Per Paolo Ricca “cercare Dio significa cercare pace e serenità. Non bisogna credere che la ricerca della pace sia evasiva, che sia un’operazione egoistica, è invece vitale. Naturalmente la ricerca di Dio non è solo questo, ma è anche questo. Non dobbiamo temere di cercare Dio cercando queste cose”. Il pastore ha detto di ritenere compatibile il desiderio di felicità nella prospettiva riconciliata del mondo destinato alla trasfigurazione. Nella modernità la felicità è stata inserita come diritto nella Dichiarazione d’indipendenza americana del 1776. Nella Bibbia la felicità è un dono, non un diritto. Il discorso della montagna che dice “beati”, cioè felici, è legata al Regno di Dio. É legittimo in mezzo al dramma quotidiano la ricerca della felicità perché in tutto questo il Regno si è avvicinato.
Per Cristina Simonelli, già presidente del Cti, vivere, come ha fatto per venticinque anni, in un campo rom “è stato un allargamento dei confini. Riconoscere tutti come figli, figlie, padri e madri. Non l’ho vissuto come un’alternativa, io non riesco a distinguere la mia vita, la grazia che ho ricevuto per avere i piedi lì e la teologia delle donne. Uno dei motivi per cui sono andata è stato: “voglio provare se il ‘Padre nostro’ tiene”. Non mi ponevo la domanda su padre e madre, ma su ‘nostro’. L’ho vissuta come promessa mantenuta.
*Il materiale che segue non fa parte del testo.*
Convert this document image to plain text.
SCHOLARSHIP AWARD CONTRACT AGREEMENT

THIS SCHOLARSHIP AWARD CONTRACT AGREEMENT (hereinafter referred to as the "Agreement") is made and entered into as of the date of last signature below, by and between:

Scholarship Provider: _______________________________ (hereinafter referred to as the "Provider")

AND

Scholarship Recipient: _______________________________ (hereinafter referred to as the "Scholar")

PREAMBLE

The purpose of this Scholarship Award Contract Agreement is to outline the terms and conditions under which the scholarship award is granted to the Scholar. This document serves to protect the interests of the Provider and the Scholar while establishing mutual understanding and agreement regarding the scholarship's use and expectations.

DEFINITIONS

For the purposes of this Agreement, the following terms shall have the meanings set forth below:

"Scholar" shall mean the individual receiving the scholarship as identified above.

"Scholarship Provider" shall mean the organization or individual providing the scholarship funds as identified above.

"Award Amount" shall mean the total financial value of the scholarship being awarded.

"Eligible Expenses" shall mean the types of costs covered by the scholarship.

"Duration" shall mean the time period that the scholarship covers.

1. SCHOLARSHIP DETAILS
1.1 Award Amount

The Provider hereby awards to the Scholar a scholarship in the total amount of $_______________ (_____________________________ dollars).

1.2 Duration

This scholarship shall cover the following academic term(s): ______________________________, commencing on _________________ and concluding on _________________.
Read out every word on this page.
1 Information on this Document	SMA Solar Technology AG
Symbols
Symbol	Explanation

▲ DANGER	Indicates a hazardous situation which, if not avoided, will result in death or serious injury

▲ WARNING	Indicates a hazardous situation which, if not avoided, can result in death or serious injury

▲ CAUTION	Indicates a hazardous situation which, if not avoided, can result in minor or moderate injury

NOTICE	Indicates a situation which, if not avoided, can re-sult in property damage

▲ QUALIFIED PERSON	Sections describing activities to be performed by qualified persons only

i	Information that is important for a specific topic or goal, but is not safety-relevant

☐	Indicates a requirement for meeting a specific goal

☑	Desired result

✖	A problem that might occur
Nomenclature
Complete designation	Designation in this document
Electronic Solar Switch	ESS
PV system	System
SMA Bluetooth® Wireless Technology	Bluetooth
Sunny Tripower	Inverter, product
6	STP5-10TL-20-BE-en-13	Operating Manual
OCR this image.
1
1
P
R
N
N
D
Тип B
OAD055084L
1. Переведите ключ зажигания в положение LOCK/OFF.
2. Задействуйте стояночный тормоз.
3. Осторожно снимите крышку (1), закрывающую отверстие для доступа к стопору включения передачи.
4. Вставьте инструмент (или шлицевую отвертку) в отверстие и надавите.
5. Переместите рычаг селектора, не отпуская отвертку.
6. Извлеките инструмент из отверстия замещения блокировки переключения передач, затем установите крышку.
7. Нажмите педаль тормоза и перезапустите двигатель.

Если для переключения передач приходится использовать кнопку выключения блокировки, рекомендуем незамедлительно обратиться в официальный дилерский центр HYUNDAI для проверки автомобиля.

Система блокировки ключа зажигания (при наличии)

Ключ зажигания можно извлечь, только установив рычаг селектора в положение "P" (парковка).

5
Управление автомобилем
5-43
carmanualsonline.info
Questo aspetto della preghiera del ‘Padre Nostro’ è stato importante, una parola profetica”.
Il contributo delle teologie delle donne alla ricerca di Dio Simonelli lo definisce con tre elementi mutuati da un libro della collega Elisabeth Green: manomissione, profondità, rispetto. “Manomissione non è solo scardinare, è anche liberare le persone e la Scrittura. Profondo rispetto per la Tradizione senza lasciare niente fermo, rovesciando. Per rispetto e obbedienza manomettere, cioè aprire tutto e cercare di liberare tutto. Liberare, attraversare i trattati teologici e la Scrittura”.
Della preghiera del “Padre Nostro” la teologa ha sottolineato che nella versione di Matteo è introdotta dall’invito a non fare come i pagani, a non sprecare parole. Un inquinamento delle parole è avvenuto nella nominazione del padre che è stata usata nei secoli per giustificare il potere e il patriarcato. “A Gesù è stato dato ogni potere in cielo e in terra, non a noi». La parola padre si può tenere ma accompagnata a madre. “È importante depatriarcalizzare. L’annuncio dell’evangelo e l’Abbà pronunciato da Gesù dice in che modo intendere padre e madre. Padre non è il nome di Dio, ma è cifra di relazione, origine della vita e custodia, paterna e materna. Non vogliamo sostituire madre a padre. Teniamo entrambi, teniamo la complessità delle differenze tra uomini e donne e anche tra confessioni. Potremo affermare la ricchezza della comunione come differenze riconciliate e riconvertite dal tarlo originario della gerarchizzazione”.
Nel pomeriggio i partecipanti alla sessione sono saliti a piedi al Sacro Eremo per una visita guidata dal priore. La serata è stata dedicata alla memoria della fondatrice del Sae, Maria Vingiani, con testimonianze della nipote Francesca Vingiani e di collaboratori e collaboratrici.